Le fait qu’une société privée se lance dans l’aventure des trains de nuit et parvienne même à lever des fonds est déjà une preuve en soi que le modèle séduit de nouveau. Maintenant, il va falloir continuer à dépoussiérer l’image du train de nuit et cela passe par un travail sur le confort. “On ne descendra pas massivement les gens de l’avion si le train de nuit ne gagne pas en intimité et en confort” prédit le cofondateur de Midnight Trains.
Aujourd'hui le problème pour relancer le train de nuit, c’est le manque de disponibilité du matériel
Sauf que ce défi est d’abord logistique. “Au-delà du confort de la cabine, de l'aménagement à l'intérieur et du service à bord, l’enjeu clé est celui du couchage et vous passerez une nuit beaucoup plus calme si vous avez de bonnes suspensions” explique François Guénard. “Or aujourd’hui le problème pour relancer l’offre, c’est le manque de disponibilité du matériel” continu l’expert ferroviaire. Il y a parfois des délais de quatre ou cinq ans, car les lignes de production en Europe sont saturées.
Les Autrichiens ont anticipé et commandé du matériel neuf, à l’inverse de l’État français qui est obligé de rénover des anciennes rames pour donner corps à ses ambitions. “On peut faire beaucoup, beaucoup de choses en rénovant un train mais les suspensions sont une des limites” averti François Guénard. “Malgré toutes les rénovations possibles, cela va impacter le couchage et c’est le point d’expérience client qui reste le plus fragile”. Pour offrir un confort maximal Midnight Trains doit donc attendre pour avoir du matériel au niveau. Le lancement des premières lignes, annoncé un temps pour 2024 a été reporté en 2025.
Outre le confort, le train de nuit va devoir trouver un vrai modèle économique s’il veut vraiment renaître de ses cendres. L’enjeu est d’autant plus important qu’en misant sur le confort, avec des compartiments privés, insonorisés et des vrais lits, Midnight Trains risque de transformer son offre en produit de luxe. Un risque qu’écarte Adrien Aumont qui promet des billets accessibles. “Toute personne qui a les moyens de voyager avec EasyJet, pourra voyager avec nous”, assure-t-il.
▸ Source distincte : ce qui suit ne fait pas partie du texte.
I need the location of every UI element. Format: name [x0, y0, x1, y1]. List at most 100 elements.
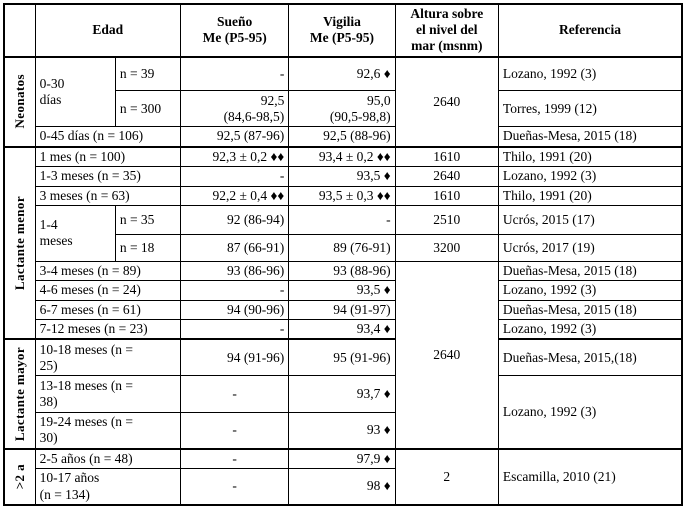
wake-value-cell: 93,7 ♦	[288, 375, 396, 413]
wake-value-cell: 92,5 (88-96)	[288, 126, 396, 148]
table-row: 1-4 meses n = 35 92 (86-94) -2510 Ucrós, 201…	[4, 204, 683, 262]
table-header: Edad Sueño Me (P5-95) Vigilia Me (P5-95) Al…	[3, 3, 683, 58]
table-body: Neonatos 0-30 días n = 39-92,6 ♦ 2640 Lozano…	[3, 56, 683, 506]
sleep-value-cell: 92,2 ± 0,4 ♦♦	[179, 185, 290, 206]
sleep-value-cell: 93 (86-96)	[179, 260, 290, 282]
reference-cell: Dueñas-Mesa, 2015 (18)	[497, 299, 683, 320]
age-cell: 4-6 meses (n = 24)	[34, 280, 182, 301]
age-cell: n = 35	[114, 204, 182, 236]
table-row: 4-6 meses (n = 24) -93,5 ♦ Lozano, 1992 (3…	[4, 280, 683, 301]
age-cell: 2-5 años (n = 48)	[34, 447, 182, 470]
sleep-value-cell: 92,5 (84,6-98,5)	[179, 90, 290, 128]
reference-cell: Escamilla, 2010 (21)	[497, 447, 683, 506]
reference-cell: Dueñas-Mesa, 2015 (18)	[497, 260, 683, 282]
spo2-by-age-table: Edad Sueño Me (P5-95) Vigilia Me (P5-95) Al…	[3, 3, 683, 506]
altitude-cell: 2640	[394, 260, 499, 450]
wake-value-cell: 93 (88-96)	[288, 260, 396, 282]
table-row: 3 meses (n = 63) 92,2 ± 0,4 ♦♦ 93,5 ± 0,3 …	[4, 185, 683, 206]
wake-value-cell: 95,0 (90,5-98,8)	[288, 90, 396, 128]
sleep-value-cell: 92 (86-94)	[179, 204, 290, 236]
wake-value-cell: 94 (91-97)	[288, 299, 396, 320]
age-category-label: Neonatos	[11, 74, 27, 129]
age-cell: 10-17 años (n = 134)	[34, 468, 182, 506]
age-cell: n = 39	[114, 56, 182, 92]
age-category-cell: Lactante mayor	[3, 338, 36, 450]
age-cell: 0-45 días (n = 106)	[34, 126, 182, 148]
age-cell: 0-30 días	[34, 56, 116, 128]
age-cell: n = 300	[114, 90, 182, 128]
wake-value-cell: -	[288, 204, 396, 236]
reference-cell: Thilo, 1991 (20)	[497, 185, 683, 206]
altitude-cell: 3200	[394, 234, 499, 262]
wake-value-cell: 97,9 ♦	[288, 447, 396, 470]
sleep-value-cell: -	[179, 166, 290, 187]
table-row: 0-45 días (n = 106) 92,5 (87-96) 92,5 (88-…	[4, 126, 683, 148]
sleep-value-cell: 94 (90-96)	[179, 299, 290, 320]
age-cell: 7-12 meses (n = 23)	[34, 318, 182, 340]
table-row: 7-12 meses (n = 23) -93,4 ♦ Lozano, 1992 (…	[4, 318, 683, 340]
sleep-value-cell: 92,3 ± 0,2 ♦♦	[179, 145, 290, 168]
reference-cell: Lozano, 1992 (3)	[497, 318, 683, 340]
age-category-cell: >2 a	[3, 447, 36, 506]
altitude-cell: 1610	[394, 145, 499, 168]
table-row: Lactante menor 1 mes (n = 100) 92,3 ± 0,2 …	[3, 145, 683, 340]
table-row: 3-4 meses (n = 89) 93 (86-96) 93 (88-96) 26…	[4, 260, 683, 450]
wake-value-cell: 93,4 ± 0,2 ♦♦	[288, 145, 396, 168]
sleep-value-cell: -	[179, 447, 290, 470]
age-category-label: Lactante mayor	[11, 346, 27, 442]
age-cell: 19-24 meses (n = 30)	[34, 411, 182, 450]
wake-value-cell: 93,5 ♦	[288, 280, 396, 301]
wake-value-cell: 93 ♦	[288, 411, 396, 450]
wake-value-cell: 93,5 ± 0,3 ♦♦	[288, 185, 396, 206]
reference-cell: Ucrós, 2017 (19)	[497, 234, 683, 262]
age-cell: 3-4 meses (n = 89)	[34, 260, 182, 282]
header-corner	[3, 3, 36, 58]
sleep-value-cell: -	[179, 318, 290, 340]
sleep-value-cell: 94 (91-96)	[179, 338, 290, 377]
age-category-cell: Lactante menor	[3, 145, 36, 340]
header-edad: Edad	[34, 3, 182, 58]
sleep-value-cell: 92,5 (87-96)	[179, 126, 290, 148]
age-cell: 10-18 meses (n = 25)	[34, 338, 182, 377]
reference-cell: Lozano, 1992 (3)	[497, 280, 683, 301]
reference-cell: Lozano, 1992 (3)	[497, 56, 683, 92]
age-cell: 1 mes (n = 100)	[34, 145, 182, 168]
reference-cell: Lozano, 1992 (3)	[497, 375, 683, 450]
age-cell: 1-4 meses	[34, 204, 116, 262]
sleep-value-cell: -	[179, 280, 290, 301]
header-altura: Altura sobre el nivel del mar (msnm)	[394, 3, 499, 58]
sleep-value-cell: -	[179, 56, 290, 92]
sleep-value-cell: 87 (66-91)	[179, 234, 290, 262]
reference-cell: Dueñas-Mesa, 2015,(18)	[497, 338, 683, 377]
table-row: 13-18 meses (n = 38) -93,7 ♦ Lozano, 1992 …	[4, 375, 683, 450]
table-row: Lactante mayor 10-18 meses (n = 25) 94 (91…	[3, 338, 683, 450]
wake-value-cell: 92,6 ♦	[288, 56, 396, 92]
altitude-cell: 1610	[394, 185, 499, 206]
reference-cell: Dueñas-Mesa, 2015 (18)	[497, 126, 683, 148]
altitude-cell: 2640	[394, 166, 499, 187]
age-category-label: Lactante menor	[11, 196, 27, 291]
age-category-label: >2 a	[11, 464, 27, 490]
altitude-cell: 2640	[394, 56, 499, 148]
age-cell: 3 meses (n = 63)	[34, 185, 182, 206]
reference-cell: Thilo, 1991 (20)	[497, 145, 683, 168]
table-row: >2 a 2-5 años (n = 48) -97,9 ♦ 2 Escamilla, …	[3, 447, 683, 506]
sleep-value-cell: -	[179, 468, 290, 506]
header-row: Edad Sueño Me (P5-95) Vigilia Me (P5-95) Al…	[3, 3, 683, 58]
wake-value-cell: 95 (91-96)	[288, 338, 396, 377]
sleep-value-cell: -	[179, 375, 290, 413]
table-row: 10-17 años (n = 134) -98 ♦	[4, 468, 682, 506]
wake-value-cell: 89 (76-91)	[288, 234, 396, 262]
wake-value-cell: 93,5 ♦	[288, 166, 396, 187]
table-row: 6-7 meses (n = 61) 94 (90-96) 94 (91-97) Du…	[4, 299, 683, 320]
wake-value-cell: 98 ♦	[288, 468, 396, 506]
altitude-cell: 2	[394, 447, 499, 506]
age-cell: n = 18	[114, 234, 182, 262]
altitude-cell: 2510	[394, 204, 499, 236]
wake-value-cell: 93,4 ♦	[288, 318, 396, 340]
sleep-value-cell: -	[179, 411, 290, 450]
age-cell: 13-18 meses (n = 38)	[34, 375, 182, 413]
header-vigilia: Vigilia Me (P5-95)	[288, 3, 396, 58]
table-row: Neonatos 0-30 días n = 39-92,6 ♦ 2640 Lozano…	[3, 56, 683, 148]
L’argument financier principal du train de nuit reste l’économie d’une nuit d’hôtel par rapport à l’avion.
Ensuite, pour la société privée, “la première chose est de s'attaquer à un marché sur lequel il y a beaucoup de voyageurs” argue le patron de Midnight Trains qui mise sur des lignes très tournées vers le tourisme. “Un Paris-Venise constitue un marché potentiel de quatre millions de voyageurs et un Paris-Florence-Rome c’est trois millions” détaille-t-il. Un modèle qui n’est pas comparable à un Paris-Aurillac, avec des trajets plus domestiques, porté par une SNCF sous pression de l’État.
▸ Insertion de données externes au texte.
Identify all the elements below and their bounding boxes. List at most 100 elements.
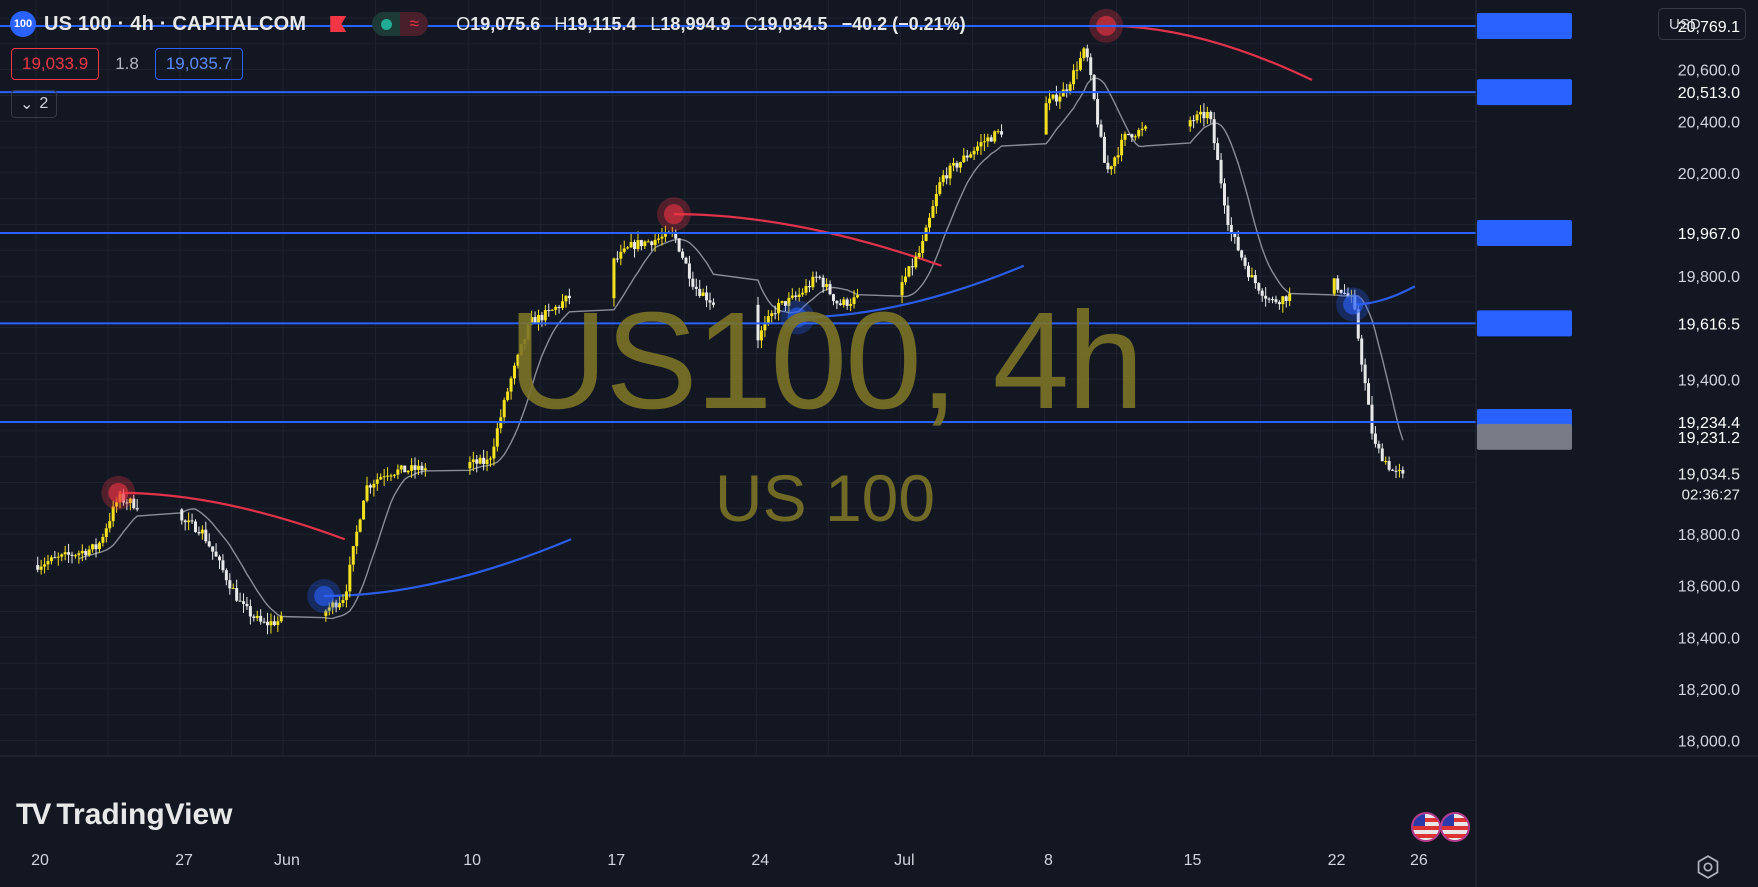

Je ne suis pas certain qu’il y ait un modèle économique viable et autonome sur les trains de nuit
“Je ne suis pas certain qu’il y ait un modèle économique viable et autonome sur les trains de nuit” alerte François Guénard. Cela implique un produit subventionné par la collectivité. “On repart quand même avec des règles différentes” tempère l’expert. Pour le Paris-Aurillac par exemple, l'objectif est de capter tous les trafics possibles. “C’est le modèle autrichien”, explique-t-il qui comporte beaucoup de classes différentes avec de capter le low-cost et le premium.
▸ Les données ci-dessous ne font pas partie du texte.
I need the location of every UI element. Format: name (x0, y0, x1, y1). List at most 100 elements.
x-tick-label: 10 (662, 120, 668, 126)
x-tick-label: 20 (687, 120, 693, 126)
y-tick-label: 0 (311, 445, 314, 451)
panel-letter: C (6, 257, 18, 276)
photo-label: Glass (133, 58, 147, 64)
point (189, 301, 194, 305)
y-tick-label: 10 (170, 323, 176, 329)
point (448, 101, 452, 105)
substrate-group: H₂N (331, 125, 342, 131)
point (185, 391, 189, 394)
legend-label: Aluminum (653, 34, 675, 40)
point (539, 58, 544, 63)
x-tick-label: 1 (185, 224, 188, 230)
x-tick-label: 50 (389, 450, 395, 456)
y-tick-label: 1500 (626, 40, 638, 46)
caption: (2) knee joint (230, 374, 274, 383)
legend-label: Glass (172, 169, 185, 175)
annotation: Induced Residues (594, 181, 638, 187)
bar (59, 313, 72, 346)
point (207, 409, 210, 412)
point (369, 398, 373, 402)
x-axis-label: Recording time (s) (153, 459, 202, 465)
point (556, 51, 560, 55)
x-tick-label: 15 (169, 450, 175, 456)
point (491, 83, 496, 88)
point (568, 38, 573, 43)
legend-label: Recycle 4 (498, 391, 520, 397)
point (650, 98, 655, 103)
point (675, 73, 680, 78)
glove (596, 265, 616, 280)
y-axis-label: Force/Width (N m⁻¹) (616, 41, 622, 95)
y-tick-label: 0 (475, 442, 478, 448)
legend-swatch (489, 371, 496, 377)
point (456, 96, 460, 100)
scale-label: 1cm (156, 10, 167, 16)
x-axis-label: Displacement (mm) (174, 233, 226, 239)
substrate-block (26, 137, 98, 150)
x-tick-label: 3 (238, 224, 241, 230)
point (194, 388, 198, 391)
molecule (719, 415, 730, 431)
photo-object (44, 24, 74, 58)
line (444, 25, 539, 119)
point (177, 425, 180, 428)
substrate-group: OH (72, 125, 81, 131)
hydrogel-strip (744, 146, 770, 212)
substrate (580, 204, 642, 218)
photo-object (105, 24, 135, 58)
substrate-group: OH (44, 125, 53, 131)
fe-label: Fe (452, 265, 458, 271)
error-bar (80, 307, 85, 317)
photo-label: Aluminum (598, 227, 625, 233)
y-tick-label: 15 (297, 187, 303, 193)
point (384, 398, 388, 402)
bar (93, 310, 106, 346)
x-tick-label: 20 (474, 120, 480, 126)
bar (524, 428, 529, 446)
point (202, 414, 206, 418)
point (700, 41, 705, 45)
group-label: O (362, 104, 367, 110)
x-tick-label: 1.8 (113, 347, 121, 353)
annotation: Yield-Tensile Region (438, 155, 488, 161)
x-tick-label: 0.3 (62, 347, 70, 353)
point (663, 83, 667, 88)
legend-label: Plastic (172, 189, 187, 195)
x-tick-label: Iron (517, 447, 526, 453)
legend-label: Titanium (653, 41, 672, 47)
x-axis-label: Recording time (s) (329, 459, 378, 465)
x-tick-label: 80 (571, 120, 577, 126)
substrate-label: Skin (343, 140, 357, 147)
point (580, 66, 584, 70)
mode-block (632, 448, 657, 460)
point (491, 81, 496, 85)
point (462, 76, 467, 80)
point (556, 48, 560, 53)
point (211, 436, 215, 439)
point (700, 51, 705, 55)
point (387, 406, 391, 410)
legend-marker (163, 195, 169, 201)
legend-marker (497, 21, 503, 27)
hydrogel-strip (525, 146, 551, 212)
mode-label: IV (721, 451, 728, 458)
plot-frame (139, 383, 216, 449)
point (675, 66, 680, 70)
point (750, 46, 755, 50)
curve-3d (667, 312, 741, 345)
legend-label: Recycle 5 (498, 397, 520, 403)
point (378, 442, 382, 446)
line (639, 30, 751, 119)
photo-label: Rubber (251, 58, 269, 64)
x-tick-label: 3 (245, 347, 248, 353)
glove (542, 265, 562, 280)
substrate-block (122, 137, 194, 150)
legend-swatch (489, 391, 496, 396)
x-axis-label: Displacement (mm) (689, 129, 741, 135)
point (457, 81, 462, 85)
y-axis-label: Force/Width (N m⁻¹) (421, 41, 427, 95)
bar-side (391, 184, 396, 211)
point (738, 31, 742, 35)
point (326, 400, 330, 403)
La règle d’or est simple selon François Guénard : “un train est un actif qui coûte très cher : lorsqu’on l'acquiert, il faut le faire rouler le plus possible et lorsqu’on le fait rouler, il faut le remplir”. Une équation qui peut être complexe pour les trains de nuit qui sont, par essence, immobilisés le jour et qui roulent donc moins que leurs homologues diurnes. Quant au remplissage, les prochaines années seront charnières.